Так же и с романом, оставшимся ждать продолжения. О его плане (1969 год) свидетельствует Солженицын: «В эту поездку рассказал он мне о своем замысле «Мужиков и баб», – сперва цветущая деревня двадцатых годов, потом коллективизация и – отметный крестьянский мятеж, который в Пителенской округе произошел в девятьсот тридцатом».
Так же и с романом самого Солженицына «Красное колесо», «главным крестьянским героем» которого должен был стать Арсений Благодарев – писанный с Бориса Можаева командир партизанского полка в тамбовском мятеже, в Антоновщину. «И не дописан, как всё “Колесо”».

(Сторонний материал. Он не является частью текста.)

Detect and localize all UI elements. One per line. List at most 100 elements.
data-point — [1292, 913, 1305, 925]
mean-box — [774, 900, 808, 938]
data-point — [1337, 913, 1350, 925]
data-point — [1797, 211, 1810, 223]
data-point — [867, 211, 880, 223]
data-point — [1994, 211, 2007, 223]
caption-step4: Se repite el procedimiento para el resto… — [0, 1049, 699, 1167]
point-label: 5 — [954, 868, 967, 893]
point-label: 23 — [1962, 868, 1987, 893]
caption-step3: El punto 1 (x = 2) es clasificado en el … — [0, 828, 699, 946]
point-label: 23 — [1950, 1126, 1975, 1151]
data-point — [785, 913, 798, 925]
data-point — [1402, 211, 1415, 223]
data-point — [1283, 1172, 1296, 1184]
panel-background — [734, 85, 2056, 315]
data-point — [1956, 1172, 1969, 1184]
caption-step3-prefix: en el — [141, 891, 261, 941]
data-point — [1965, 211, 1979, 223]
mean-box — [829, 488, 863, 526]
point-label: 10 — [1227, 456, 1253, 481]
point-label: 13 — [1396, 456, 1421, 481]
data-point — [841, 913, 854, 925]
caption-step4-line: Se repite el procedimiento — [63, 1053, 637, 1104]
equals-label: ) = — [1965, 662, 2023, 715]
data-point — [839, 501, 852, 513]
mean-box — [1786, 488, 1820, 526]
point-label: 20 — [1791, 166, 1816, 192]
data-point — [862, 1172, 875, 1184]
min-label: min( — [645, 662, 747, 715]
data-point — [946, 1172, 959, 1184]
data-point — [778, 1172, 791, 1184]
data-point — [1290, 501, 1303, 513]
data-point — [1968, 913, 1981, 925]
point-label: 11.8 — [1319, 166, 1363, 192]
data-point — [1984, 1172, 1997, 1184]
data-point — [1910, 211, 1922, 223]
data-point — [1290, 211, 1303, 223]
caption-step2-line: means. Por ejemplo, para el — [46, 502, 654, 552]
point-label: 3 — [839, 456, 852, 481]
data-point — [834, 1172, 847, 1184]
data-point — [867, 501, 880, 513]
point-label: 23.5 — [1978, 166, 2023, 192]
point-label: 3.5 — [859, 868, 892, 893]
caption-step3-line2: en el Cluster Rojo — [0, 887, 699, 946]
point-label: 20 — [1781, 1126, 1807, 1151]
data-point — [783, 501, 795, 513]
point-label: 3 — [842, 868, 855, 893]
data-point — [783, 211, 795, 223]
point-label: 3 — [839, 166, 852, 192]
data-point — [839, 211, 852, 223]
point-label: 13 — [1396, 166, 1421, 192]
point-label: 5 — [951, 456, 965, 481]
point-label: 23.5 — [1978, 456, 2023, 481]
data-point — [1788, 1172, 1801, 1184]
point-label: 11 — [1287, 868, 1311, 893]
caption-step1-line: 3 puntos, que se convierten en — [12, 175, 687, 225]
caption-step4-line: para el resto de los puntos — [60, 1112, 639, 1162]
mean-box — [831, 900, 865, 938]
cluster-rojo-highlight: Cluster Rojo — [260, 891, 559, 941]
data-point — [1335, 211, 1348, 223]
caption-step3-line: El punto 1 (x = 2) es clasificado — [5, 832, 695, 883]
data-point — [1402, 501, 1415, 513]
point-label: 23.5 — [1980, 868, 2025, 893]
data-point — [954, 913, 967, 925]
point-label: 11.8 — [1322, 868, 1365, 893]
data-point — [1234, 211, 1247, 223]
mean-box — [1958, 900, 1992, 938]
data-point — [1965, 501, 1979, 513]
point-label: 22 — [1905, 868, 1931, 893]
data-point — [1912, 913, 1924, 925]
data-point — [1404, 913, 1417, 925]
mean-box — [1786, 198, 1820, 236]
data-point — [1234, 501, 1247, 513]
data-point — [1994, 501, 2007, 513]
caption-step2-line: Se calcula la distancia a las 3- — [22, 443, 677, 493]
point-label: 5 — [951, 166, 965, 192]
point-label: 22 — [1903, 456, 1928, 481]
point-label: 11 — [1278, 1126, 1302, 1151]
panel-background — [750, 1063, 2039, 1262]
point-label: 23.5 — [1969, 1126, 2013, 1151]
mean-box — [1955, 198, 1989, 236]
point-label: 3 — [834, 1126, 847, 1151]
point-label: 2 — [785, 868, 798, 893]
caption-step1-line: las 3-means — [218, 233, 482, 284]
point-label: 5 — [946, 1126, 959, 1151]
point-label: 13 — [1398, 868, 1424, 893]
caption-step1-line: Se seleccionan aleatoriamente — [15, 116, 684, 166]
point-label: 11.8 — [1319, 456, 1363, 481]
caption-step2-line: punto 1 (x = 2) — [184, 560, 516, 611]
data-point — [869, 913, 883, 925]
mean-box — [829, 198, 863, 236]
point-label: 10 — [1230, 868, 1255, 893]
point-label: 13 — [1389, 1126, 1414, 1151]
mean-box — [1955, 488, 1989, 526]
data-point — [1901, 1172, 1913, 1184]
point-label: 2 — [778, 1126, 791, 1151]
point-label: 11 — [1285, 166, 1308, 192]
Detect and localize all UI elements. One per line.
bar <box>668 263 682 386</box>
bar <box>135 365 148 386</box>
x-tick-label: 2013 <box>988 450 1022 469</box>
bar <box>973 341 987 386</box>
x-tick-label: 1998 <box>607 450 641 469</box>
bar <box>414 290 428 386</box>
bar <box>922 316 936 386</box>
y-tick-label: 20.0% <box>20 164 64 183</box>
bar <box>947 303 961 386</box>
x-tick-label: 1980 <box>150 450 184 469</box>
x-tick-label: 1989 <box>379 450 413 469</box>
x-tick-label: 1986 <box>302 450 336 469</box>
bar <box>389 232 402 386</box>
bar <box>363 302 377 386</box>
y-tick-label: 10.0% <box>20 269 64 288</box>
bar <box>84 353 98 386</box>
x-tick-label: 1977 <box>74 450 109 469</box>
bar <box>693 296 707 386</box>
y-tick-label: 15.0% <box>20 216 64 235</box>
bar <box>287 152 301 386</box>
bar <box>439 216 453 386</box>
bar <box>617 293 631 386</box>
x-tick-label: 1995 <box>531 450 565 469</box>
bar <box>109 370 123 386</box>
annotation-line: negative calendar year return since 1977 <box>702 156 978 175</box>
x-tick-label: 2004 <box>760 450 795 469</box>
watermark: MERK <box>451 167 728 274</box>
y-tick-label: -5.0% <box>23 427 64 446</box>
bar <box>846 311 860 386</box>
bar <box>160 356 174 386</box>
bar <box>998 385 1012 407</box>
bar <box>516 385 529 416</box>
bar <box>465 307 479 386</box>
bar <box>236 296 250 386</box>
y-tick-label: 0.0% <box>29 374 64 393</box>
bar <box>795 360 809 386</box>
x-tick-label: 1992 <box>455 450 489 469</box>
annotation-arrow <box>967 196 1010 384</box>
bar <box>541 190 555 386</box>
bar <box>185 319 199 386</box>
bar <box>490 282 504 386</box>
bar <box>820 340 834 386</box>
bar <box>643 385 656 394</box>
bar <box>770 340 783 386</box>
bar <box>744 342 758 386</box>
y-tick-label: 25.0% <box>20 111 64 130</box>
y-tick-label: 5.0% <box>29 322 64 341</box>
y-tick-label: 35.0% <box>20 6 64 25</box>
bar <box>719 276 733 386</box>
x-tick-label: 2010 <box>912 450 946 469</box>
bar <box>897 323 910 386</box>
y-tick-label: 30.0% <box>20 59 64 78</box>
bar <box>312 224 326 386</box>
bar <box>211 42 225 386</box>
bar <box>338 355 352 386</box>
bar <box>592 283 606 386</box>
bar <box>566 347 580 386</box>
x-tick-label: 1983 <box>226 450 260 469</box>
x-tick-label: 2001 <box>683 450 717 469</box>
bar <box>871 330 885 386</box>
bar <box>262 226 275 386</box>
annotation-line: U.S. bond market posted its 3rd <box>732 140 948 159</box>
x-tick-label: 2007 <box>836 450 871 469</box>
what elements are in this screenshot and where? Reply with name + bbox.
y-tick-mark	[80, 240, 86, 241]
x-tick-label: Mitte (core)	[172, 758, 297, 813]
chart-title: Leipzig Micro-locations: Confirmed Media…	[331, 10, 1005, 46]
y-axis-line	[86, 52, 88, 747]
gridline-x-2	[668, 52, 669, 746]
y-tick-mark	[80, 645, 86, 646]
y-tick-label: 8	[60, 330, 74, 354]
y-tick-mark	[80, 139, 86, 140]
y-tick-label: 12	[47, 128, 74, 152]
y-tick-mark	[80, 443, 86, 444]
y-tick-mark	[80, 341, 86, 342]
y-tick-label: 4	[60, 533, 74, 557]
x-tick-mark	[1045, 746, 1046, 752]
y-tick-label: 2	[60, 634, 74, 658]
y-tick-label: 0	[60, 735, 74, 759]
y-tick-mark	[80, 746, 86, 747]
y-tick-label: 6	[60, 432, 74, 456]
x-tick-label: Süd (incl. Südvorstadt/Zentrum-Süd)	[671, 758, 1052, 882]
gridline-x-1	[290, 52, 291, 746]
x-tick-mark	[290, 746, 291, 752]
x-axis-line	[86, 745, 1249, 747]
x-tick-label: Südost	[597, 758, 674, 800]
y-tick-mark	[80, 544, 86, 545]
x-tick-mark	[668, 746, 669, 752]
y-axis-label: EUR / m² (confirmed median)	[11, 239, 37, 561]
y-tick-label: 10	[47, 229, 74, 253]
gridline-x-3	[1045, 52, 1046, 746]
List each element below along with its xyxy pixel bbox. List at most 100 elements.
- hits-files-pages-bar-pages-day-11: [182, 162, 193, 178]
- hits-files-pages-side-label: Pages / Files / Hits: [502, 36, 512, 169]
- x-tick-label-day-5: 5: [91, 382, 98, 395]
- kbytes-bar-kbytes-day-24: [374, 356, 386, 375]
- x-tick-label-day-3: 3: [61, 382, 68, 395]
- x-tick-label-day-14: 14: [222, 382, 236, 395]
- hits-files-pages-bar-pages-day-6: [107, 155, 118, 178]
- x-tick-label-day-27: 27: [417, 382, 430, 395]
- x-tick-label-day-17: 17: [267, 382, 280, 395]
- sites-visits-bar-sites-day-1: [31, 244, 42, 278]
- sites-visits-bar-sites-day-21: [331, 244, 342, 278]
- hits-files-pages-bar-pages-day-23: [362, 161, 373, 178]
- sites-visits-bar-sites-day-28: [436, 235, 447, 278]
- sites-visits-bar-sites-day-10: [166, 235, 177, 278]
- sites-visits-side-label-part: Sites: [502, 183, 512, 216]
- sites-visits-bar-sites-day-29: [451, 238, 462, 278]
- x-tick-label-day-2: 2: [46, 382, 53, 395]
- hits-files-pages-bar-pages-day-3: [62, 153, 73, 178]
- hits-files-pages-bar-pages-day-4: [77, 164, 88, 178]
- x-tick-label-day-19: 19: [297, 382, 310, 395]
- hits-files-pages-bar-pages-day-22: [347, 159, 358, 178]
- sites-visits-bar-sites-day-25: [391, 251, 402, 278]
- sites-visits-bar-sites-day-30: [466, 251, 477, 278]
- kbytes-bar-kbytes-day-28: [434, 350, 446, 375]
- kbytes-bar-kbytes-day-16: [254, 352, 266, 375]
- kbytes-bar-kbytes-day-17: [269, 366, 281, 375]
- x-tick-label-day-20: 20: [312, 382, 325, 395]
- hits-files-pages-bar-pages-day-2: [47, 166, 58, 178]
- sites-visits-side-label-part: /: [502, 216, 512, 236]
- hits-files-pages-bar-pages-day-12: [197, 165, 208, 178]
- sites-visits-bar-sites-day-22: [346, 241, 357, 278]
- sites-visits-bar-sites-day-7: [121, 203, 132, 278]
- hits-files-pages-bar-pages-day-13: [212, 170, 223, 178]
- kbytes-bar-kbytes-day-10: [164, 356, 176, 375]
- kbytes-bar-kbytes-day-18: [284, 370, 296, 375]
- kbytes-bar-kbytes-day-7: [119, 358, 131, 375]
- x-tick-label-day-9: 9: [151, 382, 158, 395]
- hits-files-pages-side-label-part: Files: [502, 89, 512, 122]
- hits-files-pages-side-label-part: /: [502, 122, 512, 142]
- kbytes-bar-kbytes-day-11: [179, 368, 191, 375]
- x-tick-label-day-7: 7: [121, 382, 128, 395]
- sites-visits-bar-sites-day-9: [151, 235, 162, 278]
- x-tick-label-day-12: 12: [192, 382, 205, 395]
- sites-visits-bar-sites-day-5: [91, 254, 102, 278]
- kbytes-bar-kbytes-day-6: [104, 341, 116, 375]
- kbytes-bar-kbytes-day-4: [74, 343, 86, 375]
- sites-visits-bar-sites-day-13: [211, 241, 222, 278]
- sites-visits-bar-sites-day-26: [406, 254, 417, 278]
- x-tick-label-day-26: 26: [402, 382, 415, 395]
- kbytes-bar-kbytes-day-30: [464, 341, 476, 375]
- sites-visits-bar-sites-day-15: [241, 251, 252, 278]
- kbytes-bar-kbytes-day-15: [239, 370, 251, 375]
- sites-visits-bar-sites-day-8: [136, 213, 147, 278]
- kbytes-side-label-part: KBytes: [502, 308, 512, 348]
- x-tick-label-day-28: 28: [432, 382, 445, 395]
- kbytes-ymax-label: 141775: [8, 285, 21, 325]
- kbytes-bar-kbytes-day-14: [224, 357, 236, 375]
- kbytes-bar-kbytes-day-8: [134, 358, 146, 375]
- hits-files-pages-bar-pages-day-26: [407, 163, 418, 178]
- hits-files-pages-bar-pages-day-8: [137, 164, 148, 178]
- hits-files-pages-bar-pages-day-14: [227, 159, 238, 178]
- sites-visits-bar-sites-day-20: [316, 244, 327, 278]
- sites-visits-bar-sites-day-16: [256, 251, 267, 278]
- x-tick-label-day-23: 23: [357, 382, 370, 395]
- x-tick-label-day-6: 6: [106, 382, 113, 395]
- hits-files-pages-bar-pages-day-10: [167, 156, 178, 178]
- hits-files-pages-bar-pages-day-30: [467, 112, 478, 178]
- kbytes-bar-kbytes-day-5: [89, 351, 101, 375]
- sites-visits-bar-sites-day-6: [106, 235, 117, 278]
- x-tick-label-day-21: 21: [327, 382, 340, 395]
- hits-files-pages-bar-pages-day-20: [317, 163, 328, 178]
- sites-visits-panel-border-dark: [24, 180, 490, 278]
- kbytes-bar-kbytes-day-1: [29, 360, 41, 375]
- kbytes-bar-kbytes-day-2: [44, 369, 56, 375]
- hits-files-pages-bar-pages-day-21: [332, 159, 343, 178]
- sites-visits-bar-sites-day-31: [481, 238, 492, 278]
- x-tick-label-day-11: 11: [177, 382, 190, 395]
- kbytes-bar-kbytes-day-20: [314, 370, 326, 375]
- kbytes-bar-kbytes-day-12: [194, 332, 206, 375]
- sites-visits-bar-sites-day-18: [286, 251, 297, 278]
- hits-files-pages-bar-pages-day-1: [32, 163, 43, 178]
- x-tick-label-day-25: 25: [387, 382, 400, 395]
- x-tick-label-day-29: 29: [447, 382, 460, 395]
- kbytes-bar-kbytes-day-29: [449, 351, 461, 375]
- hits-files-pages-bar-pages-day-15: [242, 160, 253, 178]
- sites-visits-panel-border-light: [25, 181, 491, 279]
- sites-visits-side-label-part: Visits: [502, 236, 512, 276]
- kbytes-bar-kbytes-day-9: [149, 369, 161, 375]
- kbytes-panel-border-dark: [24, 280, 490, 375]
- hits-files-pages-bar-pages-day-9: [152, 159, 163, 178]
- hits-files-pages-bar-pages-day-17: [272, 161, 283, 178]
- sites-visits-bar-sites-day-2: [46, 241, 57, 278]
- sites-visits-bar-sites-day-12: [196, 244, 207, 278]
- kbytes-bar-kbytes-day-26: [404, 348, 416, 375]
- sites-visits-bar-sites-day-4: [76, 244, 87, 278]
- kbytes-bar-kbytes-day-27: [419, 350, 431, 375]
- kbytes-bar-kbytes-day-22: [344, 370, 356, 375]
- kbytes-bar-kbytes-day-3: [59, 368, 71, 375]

Связь времен ощущалась Можаевым крайне нелинейно и неоднонаправленно. То, что местом действия его основных вещей стал один район в разные времена, а собственное происхождение и житейские связи позволяли видеть родовые нити в их разных концах, переплетениях, ипостасях и деформациях, делало его видение очень объемным и изобилующим превращениями. Можно только удивляться, как все это удерживалось в одной голове. И еще удивляться – можаевской ответственности за достоверность: он очень держался правды своего конкретного знания, т. е. не он держался, а это знание держало его при себе и не отпускало. Жизнь словно бы избрала его своим рупором, доверив ему свою разноголосицу и свой хронометраж, а он не смел отступить и транслировал ее до последнего часа. Как говорит у него старший Оверченко («Земля ждет хозяина», 1965): «Земля – дело живое… Вот она, видишь, травка выросла, – указал он на высокий мятлик. – А на тот год здесь все по-другому вырастет, и метелки будут не те. А наше дело – чувствовать, как оно растет, и способствовать этому». Вот по этим метелкам он и различал движение времени. Они его индикатор.